Double-click the x-axis to open the Edit Scale dialog box. Notice the Gap within clusters setting. A setting of –1 means that the intervals for all levels of oven temperature at each level of oven time will be at the same location on the x-axis. Change the setting to –1 and the gap is closed.
And while we're at it, let's make the tick labels for temperature go away as well because they are redundant with the legend, and because the legend conveys the same information. And because if we don't, those labels would appear on top of each other, which looks pretty weird.
Awesome! The plot looks much better without the big gaps. Although, perhaps a little gap would make it easier to see the individual intervals more clearly. If we change that gap to –0.85, then everything is groovy.
Now that's a gap I don't mind at all! Now it's really easy to compare the results for different oven temperatures within and across the different oven times. The interval plot suggests that to minimize moisture content, we want to use the 90-minute oven time, but we don't want to use the 125-degree oven temperature.
As you can see, the interval plot is an easy and fast way to get a good idea of which differences could be important. But remember, the interval plot can’t tell us which effects or which differences are statistically significant or not. For that, we need to conduct an analysis of variance (ANOVA).

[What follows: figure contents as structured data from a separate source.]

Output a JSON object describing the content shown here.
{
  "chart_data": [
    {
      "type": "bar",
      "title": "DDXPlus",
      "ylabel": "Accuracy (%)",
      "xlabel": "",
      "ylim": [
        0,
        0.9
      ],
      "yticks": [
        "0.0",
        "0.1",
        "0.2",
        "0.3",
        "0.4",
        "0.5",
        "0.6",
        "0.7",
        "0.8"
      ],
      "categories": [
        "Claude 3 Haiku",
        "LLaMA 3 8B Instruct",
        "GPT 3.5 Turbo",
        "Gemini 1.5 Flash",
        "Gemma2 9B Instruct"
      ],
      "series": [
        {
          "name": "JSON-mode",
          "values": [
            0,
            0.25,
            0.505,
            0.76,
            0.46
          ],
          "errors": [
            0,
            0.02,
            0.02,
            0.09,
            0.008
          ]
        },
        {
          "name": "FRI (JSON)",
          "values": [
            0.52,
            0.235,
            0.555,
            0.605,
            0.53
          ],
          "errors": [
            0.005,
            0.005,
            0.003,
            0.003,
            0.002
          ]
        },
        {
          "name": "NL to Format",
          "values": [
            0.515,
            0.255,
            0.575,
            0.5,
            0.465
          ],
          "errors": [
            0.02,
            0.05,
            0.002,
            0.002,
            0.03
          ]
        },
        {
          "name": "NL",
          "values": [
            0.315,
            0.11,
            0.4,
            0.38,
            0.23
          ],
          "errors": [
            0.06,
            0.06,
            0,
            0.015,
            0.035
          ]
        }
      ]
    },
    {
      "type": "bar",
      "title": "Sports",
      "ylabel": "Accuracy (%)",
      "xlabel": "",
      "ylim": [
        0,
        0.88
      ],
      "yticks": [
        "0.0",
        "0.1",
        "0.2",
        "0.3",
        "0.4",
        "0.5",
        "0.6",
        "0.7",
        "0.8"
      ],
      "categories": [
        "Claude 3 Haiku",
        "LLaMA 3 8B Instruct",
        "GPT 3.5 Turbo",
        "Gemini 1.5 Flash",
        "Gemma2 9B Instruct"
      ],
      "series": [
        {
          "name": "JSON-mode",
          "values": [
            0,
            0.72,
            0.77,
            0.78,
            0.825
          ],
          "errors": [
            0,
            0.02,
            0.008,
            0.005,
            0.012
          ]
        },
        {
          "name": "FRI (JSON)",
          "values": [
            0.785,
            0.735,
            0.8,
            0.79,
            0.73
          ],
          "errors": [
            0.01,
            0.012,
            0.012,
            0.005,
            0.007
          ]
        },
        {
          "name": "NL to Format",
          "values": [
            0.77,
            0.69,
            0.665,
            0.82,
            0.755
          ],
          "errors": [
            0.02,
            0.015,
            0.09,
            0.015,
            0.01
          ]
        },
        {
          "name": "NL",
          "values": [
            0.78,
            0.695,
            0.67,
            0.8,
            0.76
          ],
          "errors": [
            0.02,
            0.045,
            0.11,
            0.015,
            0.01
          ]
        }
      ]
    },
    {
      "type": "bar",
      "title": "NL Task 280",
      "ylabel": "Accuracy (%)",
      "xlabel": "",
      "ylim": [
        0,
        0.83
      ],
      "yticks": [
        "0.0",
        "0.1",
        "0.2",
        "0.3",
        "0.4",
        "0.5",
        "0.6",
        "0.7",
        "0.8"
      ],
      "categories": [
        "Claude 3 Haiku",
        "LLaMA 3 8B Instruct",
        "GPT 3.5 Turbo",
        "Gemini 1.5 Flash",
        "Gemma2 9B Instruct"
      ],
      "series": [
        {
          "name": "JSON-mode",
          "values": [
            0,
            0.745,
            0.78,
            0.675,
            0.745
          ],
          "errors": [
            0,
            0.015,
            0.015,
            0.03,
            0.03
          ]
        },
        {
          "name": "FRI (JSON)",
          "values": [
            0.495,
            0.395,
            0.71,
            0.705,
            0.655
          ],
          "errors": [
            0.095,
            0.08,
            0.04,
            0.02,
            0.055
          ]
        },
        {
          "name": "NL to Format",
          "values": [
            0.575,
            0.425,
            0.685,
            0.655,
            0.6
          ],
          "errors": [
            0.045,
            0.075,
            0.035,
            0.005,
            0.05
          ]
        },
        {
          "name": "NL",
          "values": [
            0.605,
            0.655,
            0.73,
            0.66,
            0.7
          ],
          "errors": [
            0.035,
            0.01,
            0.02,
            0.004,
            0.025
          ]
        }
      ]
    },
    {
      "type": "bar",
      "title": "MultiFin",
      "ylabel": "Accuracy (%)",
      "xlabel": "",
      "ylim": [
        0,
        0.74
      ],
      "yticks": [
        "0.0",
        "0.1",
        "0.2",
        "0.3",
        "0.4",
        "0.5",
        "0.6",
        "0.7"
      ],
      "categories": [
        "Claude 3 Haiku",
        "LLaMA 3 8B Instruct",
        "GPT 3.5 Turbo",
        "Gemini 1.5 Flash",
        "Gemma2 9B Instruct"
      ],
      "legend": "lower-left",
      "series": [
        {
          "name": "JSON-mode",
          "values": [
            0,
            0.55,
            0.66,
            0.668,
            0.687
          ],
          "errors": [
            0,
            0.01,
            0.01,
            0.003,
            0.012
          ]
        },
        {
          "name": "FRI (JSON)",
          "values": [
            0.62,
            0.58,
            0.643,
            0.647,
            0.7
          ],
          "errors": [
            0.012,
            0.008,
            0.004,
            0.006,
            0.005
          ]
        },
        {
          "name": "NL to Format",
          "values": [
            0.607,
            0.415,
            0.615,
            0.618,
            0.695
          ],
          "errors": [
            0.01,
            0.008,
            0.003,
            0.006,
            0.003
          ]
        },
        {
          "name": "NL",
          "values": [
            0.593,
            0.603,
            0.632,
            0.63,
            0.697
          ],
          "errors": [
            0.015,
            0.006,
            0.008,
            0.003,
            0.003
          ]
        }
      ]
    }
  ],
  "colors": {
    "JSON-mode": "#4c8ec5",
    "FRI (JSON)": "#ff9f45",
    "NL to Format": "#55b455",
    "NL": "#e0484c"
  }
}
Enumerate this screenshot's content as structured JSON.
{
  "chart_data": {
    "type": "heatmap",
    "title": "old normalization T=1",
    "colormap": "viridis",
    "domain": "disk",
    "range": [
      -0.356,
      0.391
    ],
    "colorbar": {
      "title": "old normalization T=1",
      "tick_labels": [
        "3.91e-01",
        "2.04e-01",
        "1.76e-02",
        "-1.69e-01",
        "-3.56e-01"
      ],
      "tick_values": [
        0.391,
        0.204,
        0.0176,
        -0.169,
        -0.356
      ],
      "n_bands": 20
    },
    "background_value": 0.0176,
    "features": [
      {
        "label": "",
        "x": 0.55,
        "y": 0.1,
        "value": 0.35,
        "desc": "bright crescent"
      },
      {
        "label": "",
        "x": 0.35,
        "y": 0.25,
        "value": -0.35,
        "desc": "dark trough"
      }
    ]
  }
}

Spoiler alert: I already ran an ANOVA on these data and it confirms what we gleaned from the interval plot. The main effects for both time and temperature are significant. (The interaction effect is not quite significant at the 0.05-level.) Tukey comparisons show that 90 minutes in the oven reduces moisture significantly better than either 30 minutes or 60 minutes in the oven. Tukey comparisons also show that a 125-degree oven is significantly worse at reducing moisture than either a 130-degree oven or a 135-degree oven. The effects of the 135-degree oven are not significantly different from the 130-degree oven, so we can probably save some energy and just use 130 degrees to desiccate our wild oats.